И чтобы избавиться хоть на секунду от мыслей об этом, она заставила себя все же повернуть голову.

Рядом спал Вячек.

Агния понятия не имела, как выглядит сейчас она сама. Наверное, ужасно. Ее же муж казался очень уставшим. Даже во сне. Все его черты обострились, а под глазами и скулами пролегли темные тени. Губы были плотно и напряженно сжаты, несмотря на то, что он вроде бы отдыхал. А в их углах проступили глубокие складки. Да и морщинки у глаз стали куда заметнее, чем раньше. На щеках виднелась жесткая щетина. Наверное, последнюю пару дней Вячек забывал бриться. А может, ему было не до того, ведь он столько занимался ею.

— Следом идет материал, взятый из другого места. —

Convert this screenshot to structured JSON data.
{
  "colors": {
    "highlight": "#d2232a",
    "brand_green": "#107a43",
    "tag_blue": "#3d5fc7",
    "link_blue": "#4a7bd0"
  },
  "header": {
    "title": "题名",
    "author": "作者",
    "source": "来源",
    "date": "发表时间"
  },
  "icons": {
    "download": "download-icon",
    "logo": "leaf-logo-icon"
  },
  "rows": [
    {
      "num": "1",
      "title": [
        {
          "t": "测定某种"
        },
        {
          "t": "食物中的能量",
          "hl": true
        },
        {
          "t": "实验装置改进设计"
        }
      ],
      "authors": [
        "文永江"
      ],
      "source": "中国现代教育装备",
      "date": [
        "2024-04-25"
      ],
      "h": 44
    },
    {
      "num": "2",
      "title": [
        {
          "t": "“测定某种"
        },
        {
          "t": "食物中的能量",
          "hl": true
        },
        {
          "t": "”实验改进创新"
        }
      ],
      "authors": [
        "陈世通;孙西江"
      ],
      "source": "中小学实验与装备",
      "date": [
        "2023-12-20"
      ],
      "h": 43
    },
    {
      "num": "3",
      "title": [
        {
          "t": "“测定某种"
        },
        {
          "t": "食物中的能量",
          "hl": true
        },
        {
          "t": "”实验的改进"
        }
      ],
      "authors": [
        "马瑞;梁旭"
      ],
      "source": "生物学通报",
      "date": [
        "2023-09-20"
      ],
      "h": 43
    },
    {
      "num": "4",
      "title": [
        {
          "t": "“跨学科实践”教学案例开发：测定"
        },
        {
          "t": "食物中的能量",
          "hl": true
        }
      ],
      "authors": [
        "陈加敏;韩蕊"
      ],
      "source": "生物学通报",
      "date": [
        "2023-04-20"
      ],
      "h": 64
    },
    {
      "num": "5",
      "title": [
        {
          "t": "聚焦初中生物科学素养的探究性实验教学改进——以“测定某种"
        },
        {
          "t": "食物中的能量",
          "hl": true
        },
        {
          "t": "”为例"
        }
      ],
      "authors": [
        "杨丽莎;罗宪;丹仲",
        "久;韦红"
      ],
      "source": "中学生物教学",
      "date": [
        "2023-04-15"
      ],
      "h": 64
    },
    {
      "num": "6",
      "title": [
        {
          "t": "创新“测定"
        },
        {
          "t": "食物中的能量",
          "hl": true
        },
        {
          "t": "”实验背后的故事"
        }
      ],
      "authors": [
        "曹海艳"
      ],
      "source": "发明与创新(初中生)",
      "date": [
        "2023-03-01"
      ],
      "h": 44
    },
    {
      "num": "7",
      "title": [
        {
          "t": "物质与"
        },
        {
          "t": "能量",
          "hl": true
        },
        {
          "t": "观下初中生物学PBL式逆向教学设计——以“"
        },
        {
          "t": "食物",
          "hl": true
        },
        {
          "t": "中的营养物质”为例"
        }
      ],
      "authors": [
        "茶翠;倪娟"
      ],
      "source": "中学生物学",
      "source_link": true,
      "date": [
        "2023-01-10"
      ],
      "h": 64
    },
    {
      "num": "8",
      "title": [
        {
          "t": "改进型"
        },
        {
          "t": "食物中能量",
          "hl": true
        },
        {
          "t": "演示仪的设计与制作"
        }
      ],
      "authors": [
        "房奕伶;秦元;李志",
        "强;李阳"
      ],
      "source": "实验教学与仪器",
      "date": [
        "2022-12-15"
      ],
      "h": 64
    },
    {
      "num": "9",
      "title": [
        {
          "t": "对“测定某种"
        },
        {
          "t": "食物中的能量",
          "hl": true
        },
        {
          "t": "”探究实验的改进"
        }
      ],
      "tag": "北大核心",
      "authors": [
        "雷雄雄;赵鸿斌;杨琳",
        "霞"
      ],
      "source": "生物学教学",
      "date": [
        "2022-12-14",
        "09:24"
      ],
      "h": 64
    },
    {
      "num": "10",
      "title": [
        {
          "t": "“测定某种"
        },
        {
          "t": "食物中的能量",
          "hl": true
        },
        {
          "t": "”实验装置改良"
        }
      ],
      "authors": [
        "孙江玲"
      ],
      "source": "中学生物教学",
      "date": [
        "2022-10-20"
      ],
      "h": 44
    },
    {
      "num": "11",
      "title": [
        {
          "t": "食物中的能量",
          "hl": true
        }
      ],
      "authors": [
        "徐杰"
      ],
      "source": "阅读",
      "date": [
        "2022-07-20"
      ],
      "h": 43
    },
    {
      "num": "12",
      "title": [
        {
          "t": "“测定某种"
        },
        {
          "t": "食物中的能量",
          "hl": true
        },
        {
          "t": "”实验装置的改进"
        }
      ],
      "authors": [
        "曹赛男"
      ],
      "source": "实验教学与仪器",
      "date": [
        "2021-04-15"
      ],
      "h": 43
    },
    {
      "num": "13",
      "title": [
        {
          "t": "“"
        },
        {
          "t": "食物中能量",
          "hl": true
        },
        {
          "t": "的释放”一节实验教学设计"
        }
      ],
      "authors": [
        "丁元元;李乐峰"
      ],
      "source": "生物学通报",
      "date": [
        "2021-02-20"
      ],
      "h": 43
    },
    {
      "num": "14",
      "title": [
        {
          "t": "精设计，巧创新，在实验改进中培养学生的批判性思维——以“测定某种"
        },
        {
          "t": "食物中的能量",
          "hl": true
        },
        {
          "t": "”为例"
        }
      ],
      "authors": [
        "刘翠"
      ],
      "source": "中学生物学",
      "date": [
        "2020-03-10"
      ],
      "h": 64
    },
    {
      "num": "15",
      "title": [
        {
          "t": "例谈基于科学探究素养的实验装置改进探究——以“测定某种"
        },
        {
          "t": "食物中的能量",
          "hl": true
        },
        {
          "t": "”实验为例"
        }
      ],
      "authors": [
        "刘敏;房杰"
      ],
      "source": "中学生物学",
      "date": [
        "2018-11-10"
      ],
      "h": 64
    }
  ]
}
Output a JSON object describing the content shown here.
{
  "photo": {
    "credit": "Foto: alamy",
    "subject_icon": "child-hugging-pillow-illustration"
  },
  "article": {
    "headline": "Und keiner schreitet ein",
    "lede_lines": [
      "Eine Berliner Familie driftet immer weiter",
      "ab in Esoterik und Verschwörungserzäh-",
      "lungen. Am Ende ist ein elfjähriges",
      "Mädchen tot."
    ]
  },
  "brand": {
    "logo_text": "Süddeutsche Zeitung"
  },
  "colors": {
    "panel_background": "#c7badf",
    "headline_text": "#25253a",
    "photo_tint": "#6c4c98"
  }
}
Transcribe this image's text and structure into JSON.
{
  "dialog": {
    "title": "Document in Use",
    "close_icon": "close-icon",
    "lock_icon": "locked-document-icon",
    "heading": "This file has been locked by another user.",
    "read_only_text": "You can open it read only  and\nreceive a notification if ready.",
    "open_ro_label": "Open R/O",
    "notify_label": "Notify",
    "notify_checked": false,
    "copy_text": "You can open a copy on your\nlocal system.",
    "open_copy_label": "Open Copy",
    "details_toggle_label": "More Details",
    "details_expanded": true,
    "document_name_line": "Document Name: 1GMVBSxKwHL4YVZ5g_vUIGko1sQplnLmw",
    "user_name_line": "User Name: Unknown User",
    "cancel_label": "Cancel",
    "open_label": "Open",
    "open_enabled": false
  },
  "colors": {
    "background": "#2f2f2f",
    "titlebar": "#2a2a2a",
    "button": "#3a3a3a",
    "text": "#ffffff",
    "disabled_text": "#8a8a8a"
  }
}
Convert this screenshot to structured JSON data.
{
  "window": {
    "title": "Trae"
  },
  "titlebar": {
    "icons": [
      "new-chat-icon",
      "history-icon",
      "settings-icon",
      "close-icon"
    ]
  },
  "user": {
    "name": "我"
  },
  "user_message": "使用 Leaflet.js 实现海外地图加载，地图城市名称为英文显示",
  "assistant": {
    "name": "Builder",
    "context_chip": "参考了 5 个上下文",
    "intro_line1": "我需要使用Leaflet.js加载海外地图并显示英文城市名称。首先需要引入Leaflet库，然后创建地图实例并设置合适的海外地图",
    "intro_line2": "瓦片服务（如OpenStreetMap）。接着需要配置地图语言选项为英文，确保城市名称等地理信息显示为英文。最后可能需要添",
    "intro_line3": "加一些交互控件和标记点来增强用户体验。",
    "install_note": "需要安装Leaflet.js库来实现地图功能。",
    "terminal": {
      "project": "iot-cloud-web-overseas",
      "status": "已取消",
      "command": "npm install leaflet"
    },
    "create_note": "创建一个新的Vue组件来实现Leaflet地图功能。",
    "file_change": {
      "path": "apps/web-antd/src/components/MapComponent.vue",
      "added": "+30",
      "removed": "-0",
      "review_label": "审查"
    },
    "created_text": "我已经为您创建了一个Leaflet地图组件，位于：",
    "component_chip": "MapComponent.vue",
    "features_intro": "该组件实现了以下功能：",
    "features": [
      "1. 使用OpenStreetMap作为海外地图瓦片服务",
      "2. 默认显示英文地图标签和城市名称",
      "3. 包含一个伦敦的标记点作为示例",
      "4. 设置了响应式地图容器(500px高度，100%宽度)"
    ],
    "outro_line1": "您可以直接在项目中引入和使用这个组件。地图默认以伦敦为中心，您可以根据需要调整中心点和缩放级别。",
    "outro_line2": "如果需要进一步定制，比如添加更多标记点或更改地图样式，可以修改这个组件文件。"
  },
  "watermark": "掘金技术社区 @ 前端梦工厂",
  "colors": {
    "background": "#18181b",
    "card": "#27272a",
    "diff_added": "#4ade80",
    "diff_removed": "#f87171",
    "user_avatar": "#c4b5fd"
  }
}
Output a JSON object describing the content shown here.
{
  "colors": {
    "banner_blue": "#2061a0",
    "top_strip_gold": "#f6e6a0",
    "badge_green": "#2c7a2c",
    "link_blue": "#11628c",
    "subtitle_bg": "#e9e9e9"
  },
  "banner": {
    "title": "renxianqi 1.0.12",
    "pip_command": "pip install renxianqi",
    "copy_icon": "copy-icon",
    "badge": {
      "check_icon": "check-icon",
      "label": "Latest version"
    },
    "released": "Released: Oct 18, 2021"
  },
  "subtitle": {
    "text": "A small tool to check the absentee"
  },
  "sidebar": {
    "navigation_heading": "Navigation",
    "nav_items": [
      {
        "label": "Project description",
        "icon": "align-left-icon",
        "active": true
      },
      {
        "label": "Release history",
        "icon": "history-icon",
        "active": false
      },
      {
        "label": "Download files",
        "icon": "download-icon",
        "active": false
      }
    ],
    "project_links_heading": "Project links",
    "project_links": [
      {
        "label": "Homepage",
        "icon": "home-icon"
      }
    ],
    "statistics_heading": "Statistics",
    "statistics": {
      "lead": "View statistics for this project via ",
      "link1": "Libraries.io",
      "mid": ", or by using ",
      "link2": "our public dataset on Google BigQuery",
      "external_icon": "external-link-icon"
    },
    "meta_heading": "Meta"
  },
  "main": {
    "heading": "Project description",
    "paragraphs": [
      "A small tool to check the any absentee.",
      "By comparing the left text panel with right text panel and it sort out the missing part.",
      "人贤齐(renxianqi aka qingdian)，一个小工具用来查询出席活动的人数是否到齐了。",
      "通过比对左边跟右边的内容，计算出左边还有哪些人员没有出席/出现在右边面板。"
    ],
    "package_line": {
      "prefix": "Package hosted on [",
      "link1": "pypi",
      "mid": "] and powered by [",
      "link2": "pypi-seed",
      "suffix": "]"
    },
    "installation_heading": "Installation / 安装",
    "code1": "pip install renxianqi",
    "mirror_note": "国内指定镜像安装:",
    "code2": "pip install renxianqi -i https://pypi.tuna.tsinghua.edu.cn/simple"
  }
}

Агнии было стыдно. Пусть она слышала все его слова, все заверения в том, что нет вины Агнии в своей зависимости. Но мысль о том, что она могла бы быть сильнее, бороться с этим лучше – не позволяли ей успокоиться. Однако и мотивации не добавляли. Скорее изматывали еще больше. И угнетали.

Мелькнула мысль… Нет, даже не мысль, а какое-то не до конца оформившееся стремление или желание – вот, если бы ей достать хоть немного тех таблеток, что давал Виктор… Она бы смогла потом перебороть свою тягу к ним. Но эта слабость бы ушла. Только немного…

Она сжала пальцы так сильно, как только могла, прогоняя это желание, и опять посмотрела на любимого.

Нет, Агния не винила Вячека. Ни в чем. Никогда. Она знала, на что шла, однажды решив быть с ним. Она знала, кто он такой и понимала последствия своего выбора. Увидев его там, во время концерта, она решила, что сошла с ума, что кто-то из людей Виктора переборщил с дозой наркотика… Ее сознание готово было выдвинуть любую идею. И все равно – Агния в тот момент была дико, безумно счастлива его видеть. И ни на секунду в ее разуме не мелькнула мысль обвинить мужа в том, что ей довелось пережить за этот год.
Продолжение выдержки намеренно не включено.